I’d like you to consider visiting there very soon — as part of a blockade/rally to support the local farmers making a stand against Arrow Energy – and for their land and water.
Good soil and reliable water mean good crops, from cotton to chickpeas. Cecil Plains has the famous self-cracking black soils over the Condamine Alluvium and the Great Artesian Basin. These are the really essential and sustainable ‘resources’, to be treated with care for future generations.
Arrow Energy wants to drill for CSG here, as part of the short-term resource boom that will end Cecil Plains as a highly productive, long-term food and fibre ‘resource’ region.
The farmers there have been against the ill-informed proposal from the start, to the point of going to court over it. They know what a gas field will do their finely-tuned broad acre precision farming and their careful management of water use for their intensive irrigated cropping.
Arrow has been told of the impacts but presses on regardless and the Government is not stepping in as one would have hoped.
Save Our Darling Downs (SODD) says:
‘After years of discussion with Arrow, the farming community at Cecil Plains remains unconvinced that coexistence is possible. CSG will negatively impact on groundwater and soils and will diminish agricultural productivity in the area. This is unacceptable to our community and should be unacceptable to all Queenslanders.’
And to all Australians.
The project covers 8,600 square kilometers from Wandoan to Goondiwindi and almost 50 per cent of the project area is located on Strategic Cropping Land (SCL). 7,500 wells, thousands of kilometres of pipelines and multiple dams, compressor stations and water treatment facilities are planned.
Why even proceed if SCL would truly stop those activities?
Lock the Gate says that:
‘Arrow has told the government that this Condamine flood plain area at Cecil Plains has a large proportion of the gas across all their tenements and are insistent they will come on. If they can’t get on to this land they will withdraw their investment.’
When Federal Environment and Water Minister, Tony Burke, approved the first two big gas projects in October 2010, it was against the advice of his own department’s Water Group, with ‘significant concerns’ about the CSG projects, warning that it could be ‘at least 1000 years’ before water levels recovered.
They spoke of ‘significant impact’ likely, with implications for the Murray-Darling Basin by reducing water in the Condamine Alluvium.
As at Cecil Plains.
After speaking in Cecil Plains last Wedneday night, I stayed with Graham and Wendy Clapham of SODD, and next day Graham showed me around the farm.
I was impressed, not just by the vast size of the operational fields, but the ongoing amount of thought and time and money that has gone into the design of the agriculture practices
The slope of the land, undetectable to my eye, is precisely calculated as to where the water will go.
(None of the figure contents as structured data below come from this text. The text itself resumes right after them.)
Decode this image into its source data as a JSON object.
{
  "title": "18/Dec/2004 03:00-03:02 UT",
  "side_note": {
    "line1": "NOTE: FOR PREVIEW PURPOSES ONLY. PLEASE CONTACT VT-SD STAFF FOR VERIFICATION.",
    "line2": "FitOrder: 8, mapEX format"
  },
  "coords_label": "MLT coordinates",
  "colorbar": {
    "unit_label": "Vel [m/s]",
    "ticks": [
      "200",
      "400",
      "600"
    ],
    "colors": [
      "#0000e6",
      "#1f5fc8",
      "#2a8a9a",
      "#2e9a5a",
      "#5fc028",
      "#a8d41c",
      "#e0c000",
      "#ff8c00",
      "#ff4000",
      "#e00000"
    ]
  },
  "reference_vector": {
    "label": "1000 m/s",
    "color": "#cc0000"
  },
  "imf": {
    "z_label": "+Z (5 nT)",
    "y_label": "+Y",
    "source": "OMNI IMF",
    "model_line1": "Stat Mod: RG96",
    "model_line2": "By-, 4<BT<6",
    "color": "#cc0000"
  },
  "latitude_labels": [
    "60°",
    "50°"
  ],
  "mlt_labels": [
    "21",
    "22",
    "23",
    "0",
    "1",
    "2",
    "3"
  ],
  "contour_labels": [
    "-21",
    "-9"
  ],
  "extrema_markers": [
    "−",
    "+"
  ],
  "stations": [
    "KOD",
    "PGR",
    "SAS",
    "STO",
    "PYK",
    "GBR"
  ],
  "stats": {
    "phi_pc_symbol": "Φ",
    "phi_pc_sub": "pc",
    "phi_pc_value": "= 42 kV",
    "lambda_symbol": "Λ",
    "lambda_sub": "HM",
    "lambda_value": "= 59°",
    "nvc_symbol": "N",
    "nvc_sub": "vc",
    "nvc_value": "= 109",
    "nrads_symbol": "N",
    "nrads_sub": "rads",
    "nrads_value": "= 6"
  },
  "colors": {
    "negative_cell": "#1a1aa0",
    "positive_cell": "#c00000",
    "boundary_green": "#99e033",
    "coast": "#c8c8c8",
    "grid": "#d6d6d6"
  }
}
The machinery is designed not to interfere, nor to compact the soil anywhere more than absolutely necessary. In fact, farmers are highly regulated as to what they put on this flood plain, so as not to interfere with the flow.
How can Arrow avoid that? Even one drill hole interferes.
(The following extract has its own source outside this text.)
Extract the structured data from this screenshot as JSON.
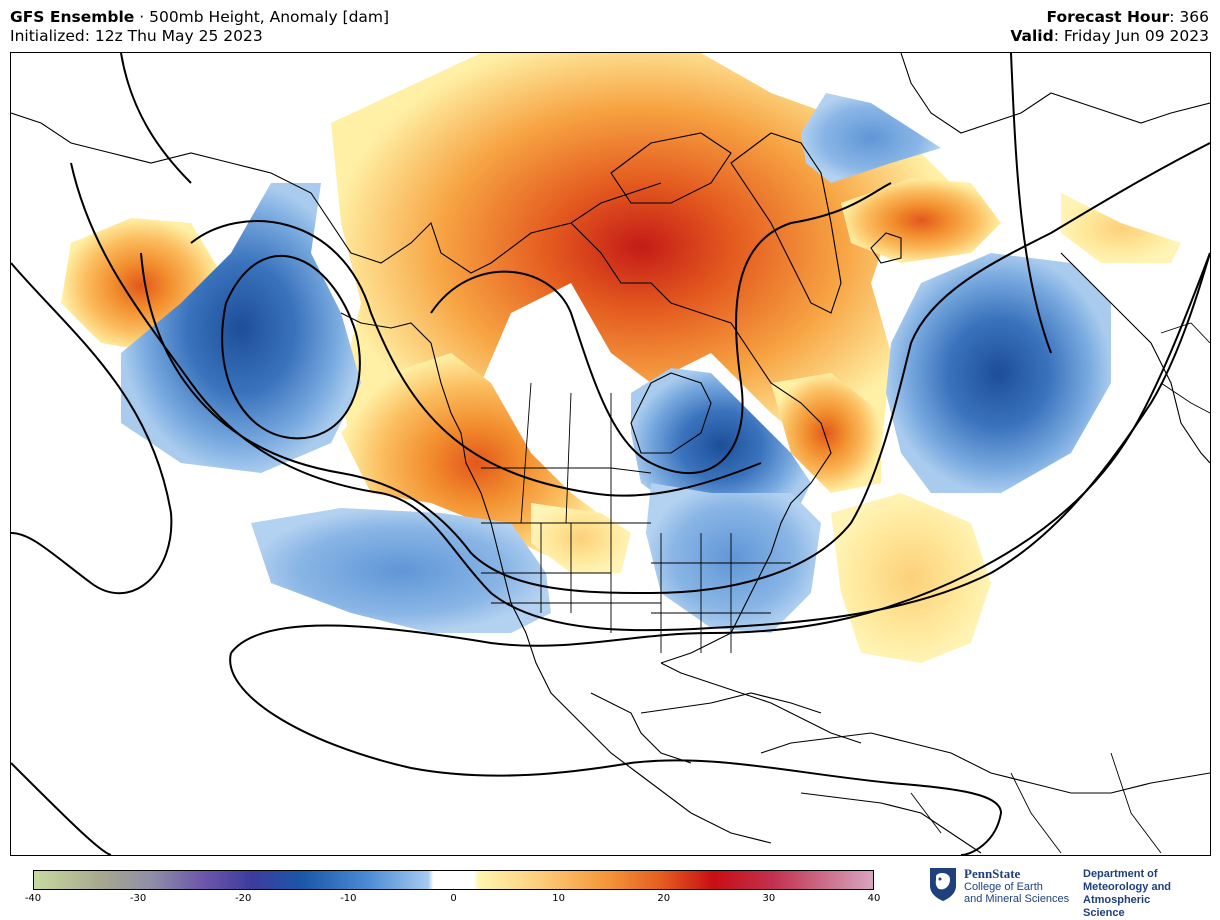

Here they collect any surface water and pump it into storage dams to use — and reticulate to re-use, as well as drawing on their underground water, which is also re-used. They know how precious the Great Artesian Basin is.
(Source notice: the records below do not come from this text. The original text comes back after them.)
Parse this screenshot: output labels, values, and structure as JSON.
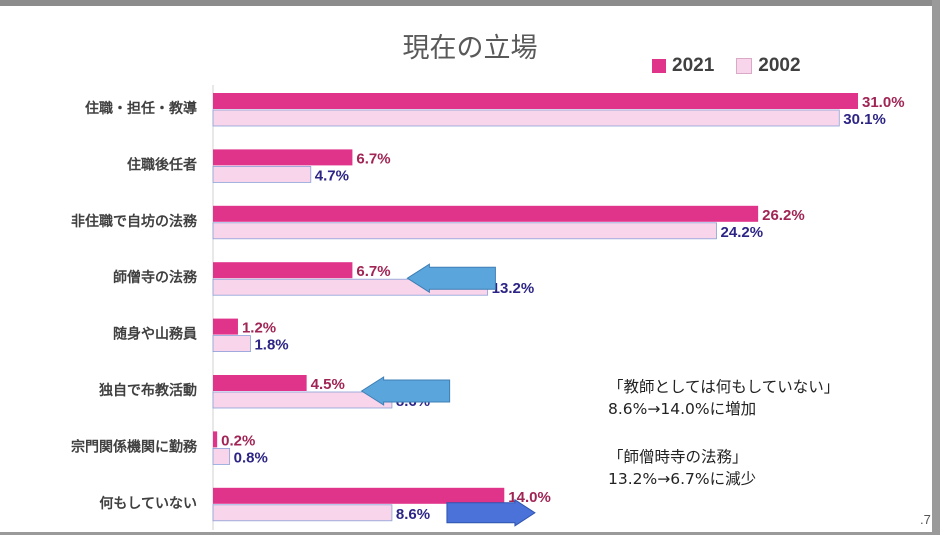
{
  "chart_data": {
    "type": "bar",
    "orientation": "horizontal",
    "title": "現在の立場",
    "categories": [
      "住職・担任・教導",
      "住職後任者",
      "非住職で自坊の法務",
      "師僧寺の法務",
      "随身や山務員",
      "独自で布教活動",
      "宗門関係機関に勤務",
      "何もしていない"
    ],
    "series": [
      {
        "name": "2021",
        "color": "#e0338a",
        "values": [
          31.0,
          6.7,
          26.2,
          6.7,
          1.2,
          4.5,
          0.2,
          14.0
        ],
        "labels": [
          "31.0%",
          "6.7%",
          "26.2%",
          "6.7%",
          "1.2%",
          "4.5%",
          "0.2%",
          "14.0%"
        ],
        "label_color": "#a02555"
      },
      {
        "name": "2002",
        "color": "#f8d5ea",
        "values": [
          30.1,
          4.7,
          24.2,
          13.2,
          1.8,
          8.6,
          0.8,
          8.6
        ],
        "labels": [
          "30.1%",
          "4.7%",
          "24.2%",
          "13.2%",
          "1.8%",
          "8.6%",
          "0.8%",
          "8.6%"
        ],
        "label_color": "#2d2586"
      }
    ],
    "legend_position": "top-right",
    "grid": false,
    "xlim": [
      0,
      31.0
    ],
    "annotation_arrows": [
      {
        "category": "師僧寺の法務",
        "direction": "left",
        "color": "#5aa6dc"
      },
      {
        "category": "独自で布教活動",
        "direction": "left",
        "color": "#5aa6dc"
      },
      {
        "category": "何もしていない",
        "direction": "right",
        "color": "#4a72d8"
      }
    ]
  },
  "notes": [
    {
      "line1": "「教師としては何もしていない」",
      "line2": "8.6%→14.0%に増加"
    },
    {
      "line1": "「師僧時寺の法務」",
      "line2": "13.2%→6.7%に減少"
    }
  ],
  "page_number": ".7"
}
The afternoon before, I drove in through a hazard-reduction smoke haze, but the community opposition and the lack of social licence for Arrow were clear.
If this project goes ahead, anywhere is ‘fair game’. Arrow is coming back there on 22nd August.
If you want to help force a return to sanity and balance in our destructive and biased mining and petroleum laws, please keep an eye on the Lock the Gate website for a call hundreds of folk to come in the next few weeks and support the farmers of Cecil Plains — and hence the rest of Australia’s sustainable natural resources.
Cecil Plains may prove to be an historic last stand for sanity.